Прошло восемь ночей с того времени, как Пенамон написал послание, когда наконец мне удалось убедить его поговорить с женой. Я зажгла небольшую лампу, которую всегда ставила возле своей постели, а он ждал у стены, сидя в кресле, подперев подбородок рукой. Что бы я ему ни говорила, не могла смягчить его. При мерцающем свете лампы он выглядел как статуя, сделанная из самого твердого и холодного камня.

Она внезапно появилась в полночь, освещенная странным лунным сиянием, исходившим от нее самой. Как ни странно, но именно у призрака перехватило дыхание – он содрогнулся, а Пенамон холодно смотрел на него без тени страха.

– Оставь нас в покое, Неферамона, – надменно приказал он. – Ты достаточно долго обременяла нас своим беспокойным нравом.

На ее темные глаза навернулись слезы, но ни одна слезинка не упала. Мы заметили, что она тяжело вздохнула. С огромным усилием она повернула голову и заговорила.

– Что пожелаете, моя хозяйка? – воскликнула я в отчаянии. – Я не могу услышать!

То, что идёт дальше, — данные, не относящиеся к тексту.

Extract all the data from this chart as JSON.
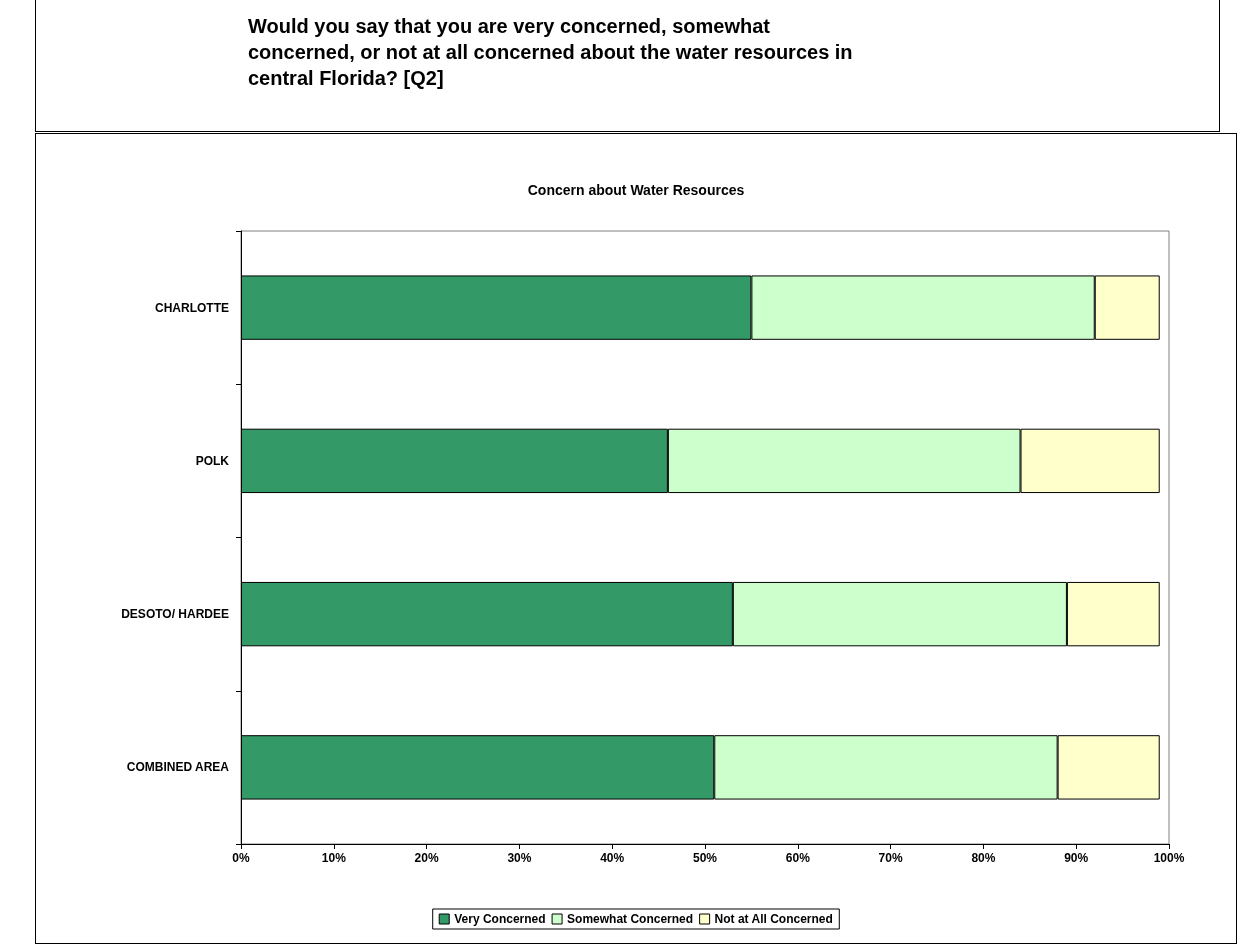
{
  "chart_data": {
    "type": "bar",
    "orientation": "horizontal",
    "stacked": true,
    "title": "Would you say that you are very concerned, somewhat concerned, or not at all concerned about the water resources in central Florida? [Q2]",
    "subtitle": "Concern about Water Resources",
    "categories": [
      "CHARLOTTE",
      "POLK",
      "DESOTO/ HARDEE",
      "COMBINED AREA"
    ],
    "series": [
      {
        "name": "Very Concerned",
        "color": "#339966",
        "values": [
          55,
          46,
          53,
          51
        ]
      },
      {
        "name": "Somewhat Concerned",
        "color": "#ccffcc",
        "values": [
          37,
          38,
          36,
          37
        ]
      },
      {
        "name": "Not at All Concerned",
        "color": "#ffffcc",
        "values": [
          7,
          15,
          10,
          11
        ]
      }
    ],
    "xlim": [
      0,
      100
    ],
    "xticks": [
      {
        "value": 0,
        "label": "0%"
      },
      {
        "value": 10,
        "label": "10%"
      },
      {
        "value": 20,
        "label": "20%"
      },
      {
        "value": 30,
        "label": "30%"
      },
      {
        "value": 40,
        "label": "40%"
      },
      {
        "value": 50,
        "label": "50%"
      },
      {
        "value": 60,
        "label": "60%"
      },
      {
        "value": 70,
        "label": "70%"
      },
      {
        "value": 80,
        "label": "80%"
      },
      {
        "value": 90,
        "label": "90%"
      },
      {
        "value": 100,
        "label": "100%"
      }
    ],
    "grid": false,
    "legend": "bottom"
  }
}
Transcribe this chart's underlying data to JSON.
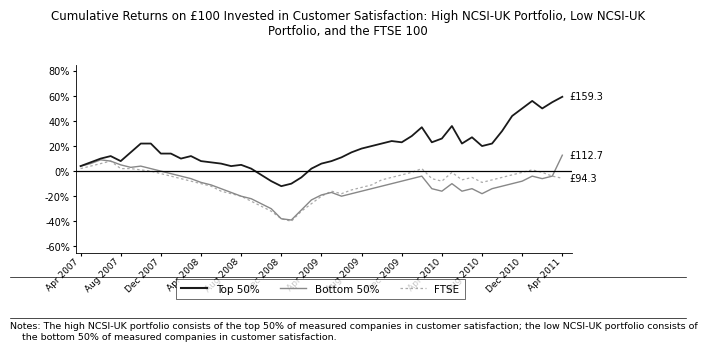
{
  "title": "Cumulative Returns on £100 Invested in Customer Satisfaction: High NCSI-UK Portfolio, Low NCSI-UK\nPortfolio, and the FTSE 100",
  "title_fontsize": 8.5,
  "note": "Notes: The high NCSI-UK portfolio consists of the top 50% of measured companies in customer satisfaction; the low NCSI-UK portfolio consists of\n    the bottom 50% of measured companies in customer satisfaction.",
  "note_fontsize": 6.8,
  "ylim": [
    -0.65,
    0.85
  ],
  "yticks": [
    -0.6,
    -0.4,
    -0.2,
    0.0,
    0.2,
    0.4,
    0.6,
    0.8
  ],
  "xtick_labels": [
    "Apr 2007",
    "Aug 2007",
    "Dec 2007",
    "Apr 2008",
    "Aug 2008",
    "Dec 2008",
    "Apr 2009",
    "Aug 2009",
    "Dec 2009",
    "Apr 2010",
    "Aug 2010",
    "Dec 2010",
    "Apr 2011"
  ],
  "end_labels": [
    "£159.3",
    "£112.7",
    "£94.3"
  ],
  "legend_labels": [
    "Top 50%",
    "Bottom 50%",
    "FTSE"
  ],
  "top50_color": "#1a1a1a",
  "bottom50_color": "#888888",
  "ftse_color": "#aaaaaa",
  "top50_y": [
    0.04,
    0.07,
    0.1,
    0.12,
    0.08,
    0.15,
    0.22,
    0.22,
    0.14,
    0.14,
    0.1,
    0.12,
    0.08,
    0.07,
    0.06,
    0.04,
    0.05,
    0.02,
    -0.03,
    -0.08,
    -0.12,
    -0.1,
    -0.05,
    0.02,
    0.06,
    0.08,
    0.11,
    0.15,
    0.18,
    0.2,
    0.22,
    0.24,
    0.23,
    0.28,
    0.35,
    0.23,
    0.26,
    0.36,
    0.22,
    0.27,
    0.2,
    0.22,
    0.32,
    0.44,
    0.5,
    0.56,
    0.5,
    0.55,
    0.593
  ],
  "bottom50_y": [
    0.04,
    0.06,
    0.09,
    0.08,
    0.05,
    0.03,
    0.04,
    0.02,
    0.0,
    -0.02,
    -0.04,
    -0.06,
    -0.09,
    -0.11,
    -0.14,
    -0.17,
    -0.2,
    -0.22,
    -0.26,
    -0.3,
    -0.38,
    -0.39,
    -0.31,
    -0.23,
    -0.19,
    -0.17,
    -0.2,
    -0.18,
    -0.16,
    -0.14,
    -0.12,
    -0.1,
    -0.08,
    -0.06,
    -0.04,
    -0.14,
    -0.16,
    -0.1,
    -0.16,
    -0.14,
    -0.18,
    -0.14,
    -0.12,
    -0.1,
    -0.08,
    -0.04,
    -0.06,
    -0.04,
    0.127
  ],
  "ftse_y": [
    0.02,
    0.04,
    0.06,
    0.08,
    0.02,
    0.02,
    0.01,
    0.0,
    -0.02,
    -0.04,
    -0.06,
    -0.08,
    -0.1,
    -0.12,
    -0.16,
    -0.18,
    -0.2,
    -0.24,
    -0.28,
    -0.32,
    -0.38,
    -0.4,
    -0.32,
    -0.26,
    -0.2,
    -0.16,
    -0.18,
    -0.15,
    -0.13,
    -0.11,
    -0.07,
    -0.05,
    -0.03,
    -0.01,
    0.02,
    -0.06,
    -0.08,
    -0.01,
    -0.07,
    -0.05,
    -0.09,
    -0.07,
    -0.05,
    -0.03,
    -0.01,
    0.01,
    -0.01,
    -0.04,
    -0.057
  ]
}
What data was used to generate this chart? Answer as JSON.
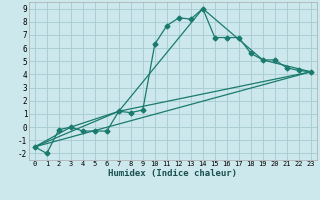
{
  "xlabel": "Humidex (Indice chaleur)",
  "background_color": "#cce8ec",
  "grid_color": "#aacfd4",
  "line_color": "#1a7a6e",
  "xlim": [
    -0.5,
    23.5
  ],
  "ylim": [
    -2.5,
    9.5
  ],
  "xticks": [
    0,
    1,
    2,
    3,
    4,
    5,
    6,
    7,
    8,
    9,
    10,
    11,
    12,
    13,
    14,
    15,
    16,
    17,
    18,
    19,
    20,
    21,
    22,
    23
  ],
  "yticks": [
    -2,
    -1,
    0,
    1,
    2,
    3,
    4,
    5,
    6,
    7,
    8,
    9
  ],
  "series1_x": [
    0,
    1,
    2,
    3,
    4,
    5,
    6,
    7,
    8,
    9,
    10,
    11,
    12,
    13,
    14,
    15,
    16,
    17,
    18,
    19,
    20,
    21,
    22,
    23
  ],
  "series1_y": [
    -1.5,
    -2,
    -0.2,
    0,
    -0.3,
    -0.3,
    -0.3,
    1.2,
    1.1,
    1.3,
    6.3,
    7.7,
    8.3,
    8.2,
    9.0,
    6.8,
    6.8,
    6.8,
    5.6,
    5.1,
    5.1,
    4.5,
    4.3,
    4.2
  ],
  "series2_x": [
    0,
    3,
    7,
    23
  ],
  "series2_y": [
    -1.5,
    0,
    1.2,
    4.2
  ],
  "series3_x": [
    0,
    23
  ],
  "series3_y": [
    -1.5,
    4.2
  ],
  "series4_x": [
    0,
    7,
    14,
    19,
    23
  ],
  "series4_y": [
    -1.5,
    1.2,
    9.0,
    5.1,
    4.2
  ]
}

– Твое место в гробнице, – жестоко сказал Пенамон. – Никого не волнует, счастлив ли твой дух или нет.

Но его слова были обращены в пустоту и темноту. Там, где была моя хозяйка, уже никого не было.

– Если бы ты не обращала на нее внимания, Небту, – сказал Пенамон резко, – я не думаю, что она хотела бы вернуться.

Его серьезность возмутила меня.

– Вы не правы! – закричала я. – Она возвращается только потому, что очень несчастна и страдает.

– Она никогда не была несчастной, – сказал Пенамон с горечью. – И разве я когда-нибудь жаловался на то, что она не заботилась обо мне?

Он говорил с таким чувством, и я впервые задумалась: ведь мой хозяин был не более счастлив, чем его жена. Однако он хранил свое несчастье в глубине сердца, в то время как она обременяла нас и его своими жалобами. Вполне естественно, что он не обращал внимания на ее жалобы и печали в равной мере, как и на свои собственные. Он был слишком жестким человеком, чтобы вызвать к себе жалость, но я сочувствовала ему, хотя не осмеливалась произнести это. Я всматривалась в темноту, затем тихо сказала:

– А вы когда-нибудь интересовались ею самой и ее жизнью?

– Откуда мне знать? – спросил Пенамон беспомощно. – Она никогда не была счастлива со мной.

– Но ее девичество? – упорствовала я. – Разве это не счастливое время для нее?

Лицо Пенамона помрачнело.

– Это было хорошее время для детей, у этого проклятого фараона было искреннее сердце. Он жил в шутовском раю, где добрый бог всех любил, но не заботился о тех людях, которые голодали в другой части Египта, территория которой была захвачена врагами. Счастье того времени было подобно отравленному цветку.